Depuis le 15 août 2026 à 8h, heure locale, les 650 habitants du village de Clinton, en Colombie-Britannique (Canada), peuvent rentrer chez eux après un ordre d'évacuation de trois semaines. Cet ordre avait été donné le 24 juillet 2026 en raison du feu de forêt Pear Lake, qui menaçait la région. Cependant, le retour n'est pas un retour à la normale, mais une alerte d'évacuation, ce qui signifie que les résidents doivent rester prêts à partir à nouveau si la situation se dégrade. Les autorités locales soulignent que ce retour aura une signification différente pour chaque personne, en fonction de l'impact personnel subi pendant l'évacuation.
Le feu de Pear Lake, qui s'étend sur 1 574 km² (soit environ trois fois la superficie de l'île de Montréal), n'est toujours pas maîtrisé. Bien que les équipes aient terminé les travaux d'extinction près des bâtiments dans le sud du village, des feux couvants (des braises encore actives sous la surface du sol) et de la fumée continuent d'être observés, notamment en raison de la sécheresse persistante. Les infrastructures locales, comme les lignes électriques gérées par BC Hydro, ont été endommagées. Les habitants doivent s'attendre à des services limités, des travaux de nettoyage et de rétablissement importants, ainsi qu'à des changements dans leur environnement immédiat. Les autorités rappellent que Clinton ne retrouvera pas sa normalité rapidement.

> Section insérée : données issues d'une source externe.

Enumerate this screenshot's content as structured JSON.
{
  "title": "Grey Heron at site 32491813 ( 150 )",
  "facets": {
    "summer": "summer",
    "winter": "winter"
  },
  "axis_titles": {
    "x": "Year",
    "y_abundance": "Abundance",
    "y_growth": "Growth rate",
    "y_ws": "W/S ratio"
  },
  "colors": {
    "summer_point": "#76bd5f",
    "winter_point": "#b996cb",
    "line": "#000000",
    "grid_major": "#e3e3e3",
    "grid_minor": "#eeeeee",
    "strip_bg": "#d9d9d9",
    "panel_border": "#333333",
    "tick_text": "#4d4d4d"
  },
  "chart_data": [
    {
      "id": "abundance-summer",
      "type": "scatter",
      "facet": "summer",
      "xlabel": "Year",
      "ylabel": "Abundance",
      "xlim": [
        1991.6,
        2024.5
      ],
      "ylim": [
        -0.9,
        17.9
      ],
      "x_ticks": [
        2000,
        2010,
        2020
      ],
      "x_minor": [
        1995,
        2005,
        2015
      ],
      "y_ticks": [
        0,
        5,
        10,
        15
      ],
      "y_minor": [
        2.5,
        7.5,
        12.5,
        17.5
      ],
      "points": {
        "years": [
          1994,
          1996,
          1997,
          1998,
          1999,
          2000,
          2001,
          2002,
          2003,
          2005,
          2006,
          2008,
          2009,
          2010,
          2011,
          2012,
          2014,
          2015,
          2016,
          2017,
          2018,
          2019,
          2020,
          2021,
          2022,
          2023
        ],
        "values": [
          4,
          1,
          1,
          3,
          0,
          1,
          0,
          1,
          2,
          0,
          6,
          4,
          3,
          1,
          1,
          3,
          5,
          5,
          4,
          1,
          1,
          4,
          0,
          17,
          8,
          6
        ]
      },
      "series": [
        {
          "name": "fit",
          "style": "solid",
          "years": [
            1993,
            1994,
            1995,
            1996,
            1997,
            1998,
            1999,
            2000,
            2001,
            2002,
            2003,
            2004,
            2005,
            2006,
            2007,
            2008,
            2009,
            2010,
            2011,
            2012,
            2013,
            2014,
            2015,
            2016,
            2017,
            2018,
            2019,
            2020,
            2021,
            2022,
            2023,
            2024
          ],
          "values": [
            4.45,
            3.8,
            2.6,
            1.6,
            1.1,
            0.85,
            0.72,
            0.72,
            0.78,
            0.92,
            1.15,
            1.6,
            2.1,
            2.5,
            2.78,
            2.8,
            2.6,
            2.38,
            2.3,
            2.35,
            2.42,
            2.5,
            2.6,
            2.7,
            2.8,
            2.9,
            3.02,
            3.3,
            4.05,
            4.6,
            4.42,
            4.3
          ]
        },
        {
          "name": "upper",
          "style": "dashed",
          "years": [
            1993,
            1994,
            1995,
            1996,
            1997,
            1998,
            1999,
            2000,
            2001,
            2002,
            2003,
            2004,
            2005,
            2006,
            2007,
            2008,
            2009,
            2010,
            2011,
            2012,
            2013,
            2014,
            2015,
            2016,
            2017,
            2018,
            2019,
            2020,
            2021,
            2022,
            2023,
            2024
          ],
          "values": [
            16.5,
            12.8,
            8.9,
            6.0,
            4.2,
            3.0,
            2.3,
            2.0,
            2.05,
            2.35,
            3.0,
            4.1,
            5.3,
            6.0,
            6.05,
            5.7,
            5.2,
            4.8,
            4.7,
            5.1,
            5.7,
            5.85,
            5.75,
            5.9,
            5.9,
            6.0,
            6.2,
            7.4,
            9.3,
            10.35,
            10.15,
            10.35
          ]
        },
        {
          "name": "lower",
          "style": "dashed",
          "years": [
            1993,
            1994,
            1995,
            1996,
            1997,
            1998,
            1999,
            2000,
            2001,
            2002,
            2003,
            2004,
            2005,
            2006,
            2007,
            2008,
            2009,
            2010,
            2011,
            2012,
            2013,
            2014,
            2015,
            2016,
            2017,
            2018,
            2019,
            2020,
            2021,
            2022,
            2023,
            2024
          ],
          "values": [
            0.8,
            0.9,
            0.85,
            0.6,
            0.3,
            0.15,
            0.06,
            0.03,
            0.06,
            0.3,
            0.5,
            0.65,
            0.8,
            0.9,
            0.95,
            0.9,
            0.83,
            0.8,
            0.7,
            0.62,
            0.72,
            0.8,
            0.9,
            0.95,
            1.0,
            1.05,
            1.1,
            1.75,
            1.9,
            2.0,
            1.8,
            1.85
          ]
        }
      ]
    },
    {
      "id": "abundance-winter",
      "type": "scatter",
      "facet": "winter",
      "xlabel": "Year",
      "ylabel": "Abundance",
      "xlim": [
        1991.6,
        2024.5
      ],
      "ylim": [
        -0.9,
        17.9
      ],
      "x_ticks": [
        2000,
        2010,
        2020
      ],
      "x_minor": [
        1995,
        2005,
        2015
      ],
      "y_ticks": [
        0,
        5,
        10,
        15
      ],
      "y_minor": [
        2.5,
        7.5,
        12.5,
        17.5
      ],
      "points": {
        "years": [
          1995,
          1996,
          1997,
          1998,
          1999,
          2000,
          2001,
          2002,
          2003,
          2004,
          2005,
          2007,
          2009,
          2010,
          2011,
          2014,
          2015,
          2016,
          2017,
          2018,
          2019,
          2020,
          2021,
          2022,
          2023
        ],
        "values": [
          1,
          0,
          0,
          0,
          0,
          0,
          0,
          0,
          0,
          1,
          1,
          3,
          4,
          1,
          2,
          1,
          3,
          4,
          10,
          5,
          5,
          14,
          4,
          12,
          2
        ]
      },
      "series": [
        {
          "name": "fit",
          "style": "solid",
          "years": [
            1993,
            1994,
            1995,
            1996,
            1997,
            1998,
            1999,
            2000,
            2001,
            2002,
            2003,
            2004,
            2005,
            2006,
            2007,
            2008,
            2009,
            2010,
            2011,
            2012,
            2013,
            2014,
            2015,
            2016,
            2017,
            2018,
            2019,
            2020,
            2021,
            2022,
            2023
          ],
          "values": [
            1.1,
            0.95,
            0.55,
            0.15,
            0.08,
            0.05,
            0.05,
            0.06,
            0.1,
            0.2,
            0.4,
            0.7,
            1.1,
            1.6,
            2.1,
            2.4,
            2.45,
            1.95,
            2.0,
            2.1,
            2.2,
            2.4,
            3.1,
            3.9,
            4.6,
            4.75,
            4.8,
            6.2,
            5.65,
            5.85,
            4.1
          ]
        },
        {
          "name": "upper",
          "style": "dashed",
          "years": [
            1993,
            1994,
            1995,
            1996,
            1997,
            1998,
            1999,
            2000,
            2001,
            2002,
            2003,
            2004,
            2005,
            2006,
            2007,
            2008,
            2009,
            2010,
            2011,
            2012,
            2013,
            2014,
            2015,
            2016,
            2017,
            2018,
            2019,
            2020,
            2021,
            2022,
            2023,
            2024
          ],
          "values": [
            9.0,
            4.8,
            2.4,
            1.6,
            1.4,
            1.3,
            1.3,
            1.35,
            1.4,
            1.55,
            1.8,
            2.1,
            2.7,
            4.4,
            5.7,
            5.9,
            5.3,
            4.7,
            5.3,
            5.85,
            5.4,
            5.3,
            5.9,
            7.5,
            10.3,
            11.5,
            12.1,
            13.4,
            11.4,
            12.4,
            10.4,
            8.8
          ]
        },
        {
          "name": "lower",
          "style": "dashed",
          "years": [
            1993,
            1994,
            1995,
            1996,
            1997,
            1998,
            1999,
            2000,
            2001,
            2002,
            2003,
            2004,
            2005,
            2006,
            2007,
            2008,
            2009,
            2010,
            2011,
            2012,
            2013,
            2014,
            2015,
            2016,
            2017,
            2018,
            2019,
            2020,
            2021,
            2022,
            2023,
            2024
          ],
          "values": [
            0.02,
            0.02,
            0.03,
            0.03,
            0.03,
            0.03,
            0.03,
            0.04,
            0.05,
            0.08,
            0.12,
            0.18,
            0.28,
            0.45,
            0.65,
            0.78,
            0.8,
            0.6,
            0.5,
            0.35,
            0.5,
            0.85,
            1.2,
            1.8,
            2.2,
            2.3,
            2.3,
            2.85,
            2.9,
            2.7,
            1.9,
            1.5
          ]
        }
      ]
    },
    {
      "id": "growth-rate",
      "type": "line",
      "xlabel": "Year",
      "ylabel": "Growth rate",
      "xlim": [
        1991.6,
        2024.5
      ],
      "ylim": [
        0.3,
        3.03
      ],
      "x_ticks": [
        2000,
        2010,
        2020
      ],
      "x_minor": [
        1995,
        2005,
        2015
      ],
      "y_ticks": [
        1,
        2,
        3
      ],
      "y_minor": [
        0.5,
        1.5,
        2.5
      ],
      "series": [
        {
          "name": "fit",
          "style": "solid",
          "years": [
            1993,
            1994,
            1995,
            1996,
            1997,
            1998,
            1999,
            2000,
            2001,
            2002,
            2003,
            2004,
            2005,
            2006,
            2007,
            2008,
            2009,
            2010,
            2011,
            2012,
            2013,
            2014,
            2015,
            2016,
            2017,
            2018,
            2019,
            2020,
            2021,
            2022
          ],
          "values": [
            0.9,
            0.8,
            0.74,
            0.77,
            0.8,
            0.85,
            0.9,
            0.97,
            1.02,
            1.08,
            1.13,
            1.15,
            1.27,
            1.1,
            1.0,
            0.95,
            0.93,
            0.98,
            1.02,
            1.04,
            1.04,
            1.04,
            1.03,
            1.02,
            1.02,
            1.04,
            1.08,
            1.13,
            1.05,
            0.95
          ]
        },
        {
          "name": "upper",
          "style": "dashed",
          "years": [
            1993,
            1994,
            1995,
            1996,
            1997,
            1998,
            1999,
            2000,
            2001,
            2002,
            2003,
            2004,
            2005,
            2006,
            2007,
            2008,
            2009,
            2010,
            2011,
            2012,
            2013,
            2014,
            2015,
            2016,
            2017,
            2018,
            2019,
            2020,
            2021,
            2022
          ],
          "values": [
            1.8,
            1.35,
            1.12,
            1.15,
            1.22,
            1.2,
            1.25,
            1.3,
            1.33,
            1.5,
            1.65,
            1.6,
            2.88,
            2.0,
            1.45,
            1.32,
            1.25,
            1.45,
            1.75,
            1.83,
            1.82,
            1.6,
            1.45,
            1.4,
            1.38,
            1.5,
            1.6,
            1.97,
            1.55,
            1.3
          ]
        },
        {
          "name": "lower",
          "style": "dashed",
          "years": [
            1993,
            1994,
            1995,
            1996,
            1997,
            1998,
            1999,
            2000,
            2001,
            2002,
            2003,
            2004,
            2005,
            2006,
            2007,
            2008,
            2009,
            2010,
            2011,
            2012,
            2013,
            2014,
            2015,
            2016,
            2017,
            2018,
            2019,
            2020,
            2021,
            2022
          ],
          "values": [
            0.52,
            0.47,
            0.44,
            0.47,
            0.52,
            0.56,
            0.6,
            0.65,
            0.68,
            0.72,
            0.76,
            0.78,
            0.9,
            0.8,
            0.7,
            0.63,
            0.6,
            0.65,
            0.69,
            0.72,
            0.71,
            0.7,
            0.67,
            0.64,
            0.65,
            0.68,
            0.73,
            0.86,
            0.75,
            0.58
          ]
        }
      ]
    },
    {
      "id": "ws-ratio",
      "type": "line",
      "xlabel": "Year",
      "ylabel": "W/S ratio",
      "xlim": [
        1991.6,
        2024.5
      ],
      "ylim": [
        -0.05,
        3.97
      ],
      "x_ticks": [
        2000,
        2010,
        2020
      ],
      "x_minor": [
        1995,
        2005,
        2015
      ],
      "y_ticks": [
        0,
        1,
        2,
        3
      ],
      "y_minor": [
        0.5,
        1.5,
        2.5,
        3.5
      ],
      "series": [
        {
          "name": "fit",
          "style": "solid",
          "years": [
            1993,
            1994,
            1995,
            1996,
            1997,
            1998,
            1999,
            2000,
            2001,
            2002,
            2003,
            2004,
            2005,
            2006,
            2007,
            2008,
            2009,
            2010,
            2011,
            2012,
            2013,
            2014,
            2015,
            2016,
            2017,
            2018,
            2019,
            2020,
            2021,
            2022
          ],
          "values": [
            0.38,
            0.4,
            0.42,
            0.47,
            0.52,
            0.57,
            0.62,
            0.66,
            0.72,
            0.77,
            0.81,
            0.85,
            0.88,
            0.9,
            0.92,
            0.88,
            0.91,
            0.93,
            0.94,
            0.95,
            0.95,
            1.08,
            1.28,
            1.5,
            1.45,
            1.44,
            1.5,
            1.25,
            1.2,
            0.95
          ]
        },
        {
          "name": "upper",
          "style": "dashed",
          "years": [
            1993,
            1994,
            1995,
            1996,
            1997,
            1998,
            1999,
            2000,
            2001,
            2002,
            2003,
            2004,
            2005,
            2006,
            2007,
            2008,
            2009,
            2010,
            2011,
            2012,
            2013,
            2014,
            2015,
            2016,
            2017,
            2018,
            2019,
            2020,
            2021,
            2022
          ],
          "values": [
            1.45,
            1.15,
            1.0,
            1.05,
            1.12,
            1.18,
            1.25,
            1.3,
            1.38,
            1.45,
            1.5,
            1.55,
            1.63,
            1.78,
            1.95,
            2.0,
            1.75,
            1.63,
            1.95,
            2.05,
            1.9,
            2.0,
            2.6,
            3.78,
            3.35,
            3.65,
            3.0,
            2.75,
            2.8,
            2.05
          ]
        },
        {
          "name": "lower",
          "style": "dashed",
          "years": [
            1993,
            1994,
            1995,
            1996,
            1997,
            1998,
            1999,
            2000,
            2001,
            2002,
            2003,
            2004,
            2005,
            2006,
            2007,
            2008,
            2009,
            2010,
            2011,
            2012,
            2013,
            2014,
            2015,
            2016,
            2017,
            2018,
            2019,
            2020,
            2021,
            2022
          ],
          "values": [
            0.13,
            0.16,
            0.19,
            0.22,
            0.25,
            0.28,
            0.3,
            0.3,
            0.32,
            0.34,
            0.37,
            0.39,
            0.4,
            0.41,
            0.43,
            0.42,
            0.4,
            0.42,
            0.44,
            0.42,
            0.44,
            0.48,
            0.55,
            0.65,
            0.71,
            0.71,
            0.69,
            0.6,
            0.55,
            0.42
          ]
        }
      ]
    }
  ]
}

Les équipes de BC Wildfire (l'agence provinciale chargée de la lutte contre les feux de forêt) poursuivent leurs interventions sur plusieurs fronts. Elles effectuent des opérations d'allumage planifié sur 370 hectares pour ramener le feu vers des zones plus sûres et accessibles. Des hélicoptères larguent de l'eau pour refroidir les secteurs actifs, tandis que des gicleurs sont installés dans des zones comme Canoe Lake. Ces méthodes visent à éteindre les points chauds (zones où le feu couve encore) et à sécuriser les limites du feu. Malgré ces efforts, les conditions de sécheresse rendent le travail complexe, car les combustibles brûlent profondément dans le sol.
Si les habitants de Clinton, *Big Bar Lake* et *Chasm* peuvent rentrer chez eux, d'autres secteurs restent sous un ordre d'évacuation en raison de la menace persistante du feu. C'est le cas de *Jesmond Road*, où les conditions ne permettent pas encore un retour sécuritaire. Les autorités continuent de surveiller la situation et d'ajuster les consignes en fonction de l'évolution du feu. Les résidents sont invités à rester informés et à suivre les recommandations locales pour leur sécurité.